Synthetic images with three layers and different SNR

Fig. 6
figure 6

Objective values for Otsu based multilevel thresholding (c = 2) for synthetic images with different SNR

5.3 Computation time

Table 5 shows the computational efficiency of the proposed BMO-DE algorithm for multilevel thresholding in comparison with other evolutionary algorithms in terms of average execution time (CPU time taken in seconds) over 50 runs. Compared to other evolutionary algorithms [37], the proposed BMO-DE multilevel thresholding algorithm provided lower computational time. The comparison between the run time of the Kapur and Otsu based evolutionary algorithms showed that the multilevel thresholding based on Otsu’s objective function was faster.

Table 5 Average CPU time (sec) of BMO-DE, PSO-DE, MBF, BF, PSO and GA based algorithms each at 50 runs

5.4 Advantage and disadvantage of the proposed algorithm

Multilevel thresholding using Kapur’s or Otsu’s algorithms is computationally expensive with increasing number of thresholds. The proposed BMO-DE-based algorithm exhibited significantly reduced computational complexity by reducing efficiently the search space.

Success of the evolutionary algorithms depends on the balance between generation of new solutions in untested regions (exploration) and concentration in the vicinity of the current good solution (exploitation) [4]. The proposed BMO-DE method provides a good balance between the exploration and exploitation parameters, which enable the algorithm to avoid local optima and achieve better performance in comparison with other algorithms.

The main limitation of the proposed segmentation method is its sensitivity to noise and intensity inhomogeneity. In these cases, the fitness function should be improved to use local information derived from neighboring pixels.

6 Conclusion

For image segmentation, the optimal thresholds in bi-level/multilevel thresholding methods can be obtained by maximizing an objective function based on some criteria such as the Otsu’ criterion or Kapur’s entropy, which tries to maximize the between-class variance and the posterior entropy, respectively. These methods achieve good performances for bi-level thresholding. However, by increasing the number of thresholds in multilevel thresholding, the computational complexity is increased and the segmentation accuracy might be affected be getting trapped in local extrema. Thus, a practical solution to overcome these weaknesses is to combine evolutionary methods with multilevel thresholding algorithms. In this paper, we presented a hybrid multilevel thresholding method based on the combined BMO and DE algorithms.

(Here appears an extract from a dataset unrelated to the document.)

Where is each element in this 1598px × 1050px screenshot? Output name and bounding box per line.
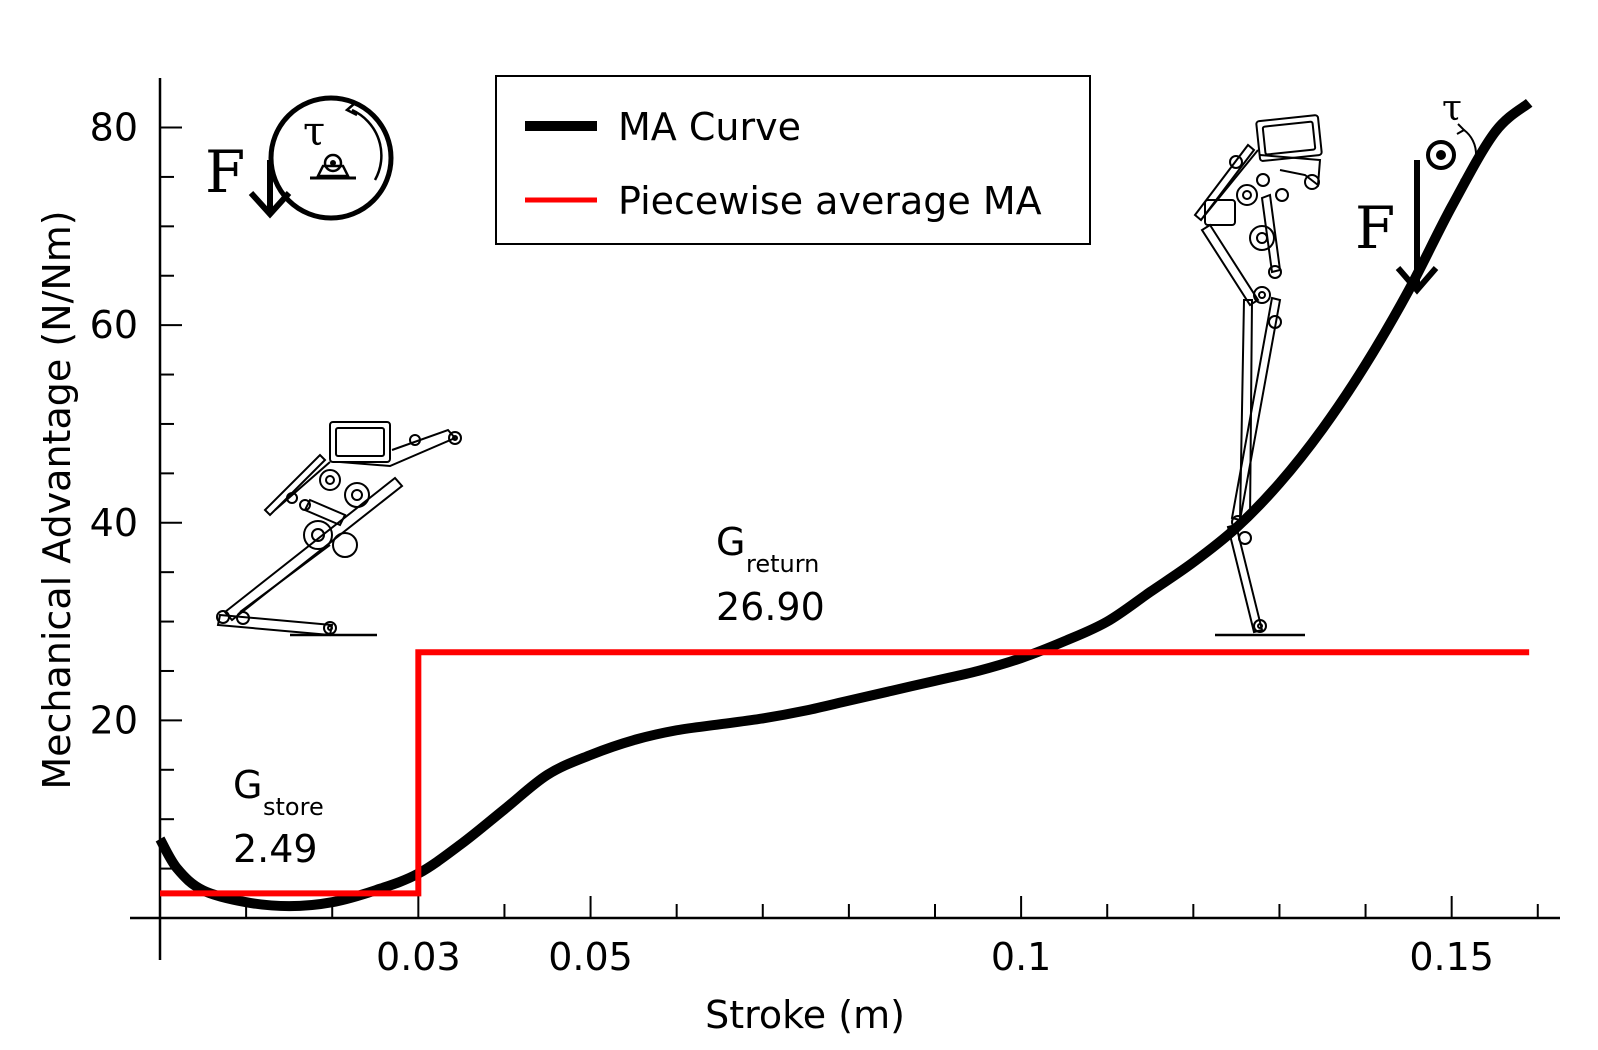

BMO employs distinct patterns to move through the search space without getting trapped in local extrema. It can explore the search space and generate new solutions while maintaining the population diversity. Although BMO presents promising solutions for optimization problems, it is still insufficient in terms of convergence speed and quality of solution [49]. In order to improve the quality of the BMO solution, we proposed an efficient hybrid algorithm, named BMO-DE, based on the BMO and DE algorithms. DE is easy to use, keeps a simple structure, holds acceptable convergence properties and can find the solution rapidly; however it may get trapped in local minima. By hybridization of BMO and DE, these shortcomings can be overcome. The performance of the proposed algorithm was evaluated on eight standard test images. Compared to the other well-known evolutionary algorithms including GA, PSO, BF and MBF, our algorithm achieved better results in terms of solution quality and stability. In future work, we will improve the objective function by integrating the spatial constraints and local information to further improve the accuracy of image segmentation using multilevel thresholding.